Story first appeared in The New York Times
In a troubling development for people with all-metal artificial hips, a registry that tracks orthopedic implants in Britain reported on Thursday that the failure rate of the devices was increasing.
The National Joint Registry for England and Wales said that an all-metal artificial hip once sold by Johnson & Johnson had failed in an estimated one-third of the patients who had been followed for the longest time. The device was recalled by the company last year.
The British registry also found that the early failure rate of some other metal-on-metal hips — ones in which both the ball and the socket components of an artificial joint are made of metal — was significantly higher than for those made from other materials, including a combination of metal and plastic.
While the patients tracked by the British registry are not in the United States, doctors and patients here pay close attention to the registry’s findings because no such body exists in this country, where there is far greater use of artificial hips and knees. Australia also keeps a registry.
There was already heightened concern in the United States about the all-metal hips. In the first six months of this year, the Food and Drug Administration received more reports about problems with the all-metal hips than it had in the previous four years combined, according to an analysis by The New York Times. In May, the F.D.A. took the unusual step of ordering producers of the devices to study how frequently they were failing and to examine the health implications for patients.

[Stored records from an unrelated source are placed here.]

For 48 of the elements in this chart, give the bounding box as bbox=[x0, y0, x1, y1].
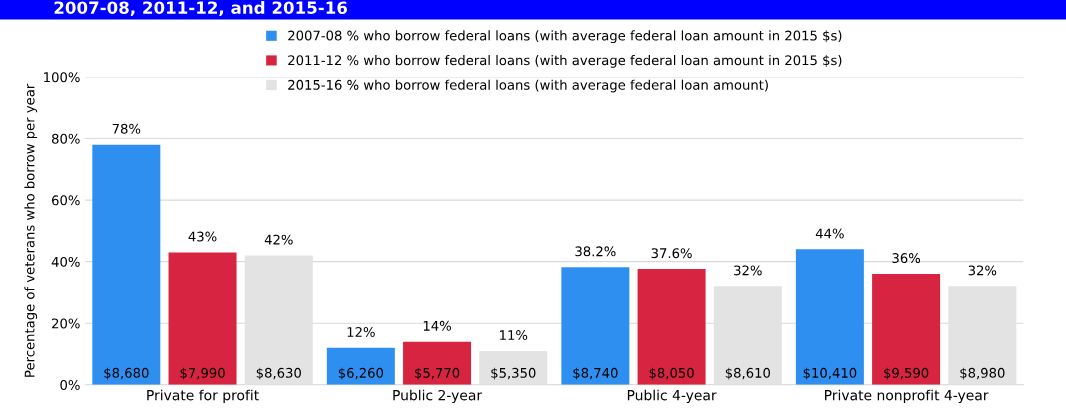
data-label: 32% bbox=[734, 265, 762, 276]
x-tick-label: Private nonprofit 4-year bbox=[825, 389, 989, 404]
y-axis-title: Percentage of veterans who borrow per year bbox=[24, 83, 38, 377]
data-label: 78% bbox=[112, 123, 141, 134]
bar bbox=[326, 347, 395, 385]
x-tick-label: Public 2-year bbox=[393, 389, 483, 404]
y-tick-label: 0% bbox=[60, 380, 80, 390]
bar bbox=[561, 267, 630, 385]
data-label: 43% bbox=[188, 231, 217, 242]
y-tick-label: 60% bbox=[52, 195, 80, 206]
annotation: $5,350 bbox=[491, 367, 536, 380]
data-label: 12% bbox=[347, 326, 375, 337]
chart-title: 2007-08, 2011-12, and 2015-16 bbox=[54, 1, 348, 17]
bar bbox=[795, 249, 864, 385]
bar bbox=[92, 144, 161, 385]
legend-label: 2015-16 % who borrow federal loans (with average federal loan amount) bbox=[288, 79, 768, 93]
annotation: $8,050 bbox=[649, 367, 694, 380]
bar bbox=[168, 252, 237, 385]
data-label: 14% bbox=[423, 320, 451, 331]
data-label: 38.2% bbox=[575, 246, 616, 257]
y-tick-label: 20% bbox=[52, 318, 80, 329]
data-label: 44% bbox=[815, 228, 844, 239]
y-tick-label: 100% bbox=[44, 72, 80, 83]
x-tick-label: Public 4-year bbox=[627, 389, 717, 404]
bar bbox=[479, 350, 548, 385]
data-label: 32% bbox=[968, 265, 997, 276]
data-label: 36% bbox=[892, 253, 921, 264]
legend-label: 2011-12 % who borrow federal loans (with average federal loan amount in 2015 $s) bbox=[288, 54, 842, 68]
annotation: $6,260 bbox=[338, 367, 384, 380]
bar bbox=[872, 273, 941, 385]
y-tick-label: 80% bbox=[51, 133, 80, 144]
x-tick-label: Private for profit bbox=[147, 389, 259, 404]
bar bbox=[403, 341, 472, 385]
annotation: $8,740 bbox=[573, 367, 618, 380]
data-label: 11% bbox=[500, 330, 528, 341]
annotation: $8,610 bbox=[725, 367, 771, 380]
y-tick-label: 40% bbox=[51, 256, 80, 267]
data-label: 42% bbox=[264, 234, 293, 245]
annotation: $7,990 bbox=[180, 367, 225, 380]
annotation: $8,630 bbox=[256, 367, 301, 380]
bar bbox=[637, 269, 706, 385]
annotation: $9,590 bbox=[884, 367, 929, 380]
annotation: $10,410 bbox=[803, 367, 857, 380]
annotation: $5,770 bbox=[415, 367, 460, 380]
data-label: 37.6% bbox=[651, 248, 692, 259]
annotation: $8,980 bbox=[960, 367, 1005, 380]
annotation: $8,680 bbox=[104, 367, 149, 380]
legend-label: 2007-08 % who borrow federal loans (with average federal loan amount in 2015 $s) bbox=[288, 30, 842, 44]
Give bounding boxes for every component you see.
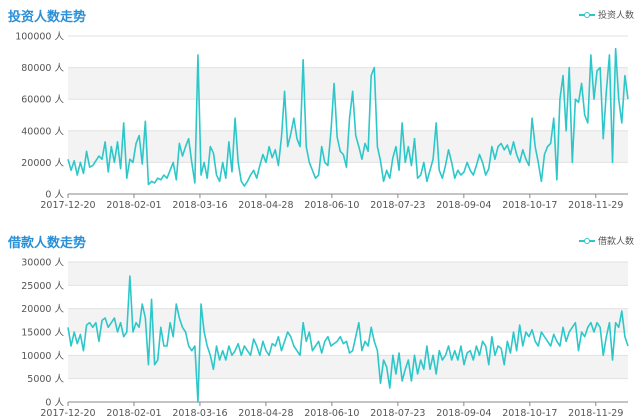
series-line	[67, 275, 629, 403]
y-tick-label: 60000 人	[21, 95, 64, 106]
chart-title: 借款人数走势	[8, 236, 87, 251]
x-tick-label: 2017-12-20	[40, 200, 95, 208]
x-tick-label: 2018-04-28	[238, 200, 293, 208]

While traditional artificial hips typically last 15 years or more before they need to replaced, some of the all-metal models are failing in large numbers of patients within just a few years. Early failure rates for all-metal devices were far higher in women than in men, the British report found.
According to the report, the highest failure rates involved the Johnson & Johnson device, which is known as the Articular Surface Replacement, or the A.S.R. The registry is following about 2,100 patients who received a version of the device that is used as a traditional hip implant. That is also how the A.S.R. was used in this country.
Of those patients in the British group who received the device six years ago, about 29 percent have since had it replaced.
The percentage is slightly lower, about 17 percent, in patients who got the device five years ago, but that number could rise over the next year.
DePuy officials recalled the A.S.R. last year around the time that the previous report of the British registry was released.
Along with a traditional hip model, another version of the device was sold outside this country for use in an alternative hip replacement technique known as “resurfacing.” It was also recalled.
While it is difficult to draw direct comparisons between device failure rates in Britain and in the United States, the new registry findings appear to bode ill for patients here who received an A.S.R. About 40,000 of the 90,000 units sold worldwide were used in this country.
The British data suggests that complaints will continue to grow in the United States in coming years because the A.S.R. was used overseas before its adoption here.
The British data also shows that the failure rate for all-metal devices as a group, even when the A.S.R. is excluded, is accelerating faster than for traditional hip replacements.
Though immediate problems with the hip implants are not life-threatening, some patients have suffered crippling injuries caused by tiny particles of cobalt and chromium that were shed by the metal devices as they wore.
Such debris generation is also believed to be a cause of earlier device failure.
Until a recent sharp decline in their use, all-metal hip implants accounted for nearly one-third of the estimated 250,000 replacements performed in this country each year. According to one estimate, some 500,000 patients in this country have received an all-metal replacement hip.
In the case of devices used for hip resurfacing, which is popular among younger patients, a model known as the Birmingham Hip Resurfacing device had the lowest replacement rate at five years, the registry found.
However, the report noted that further studies needed to be performed to determine whether hip resurfacing conferred true advantages over standard hip replacement.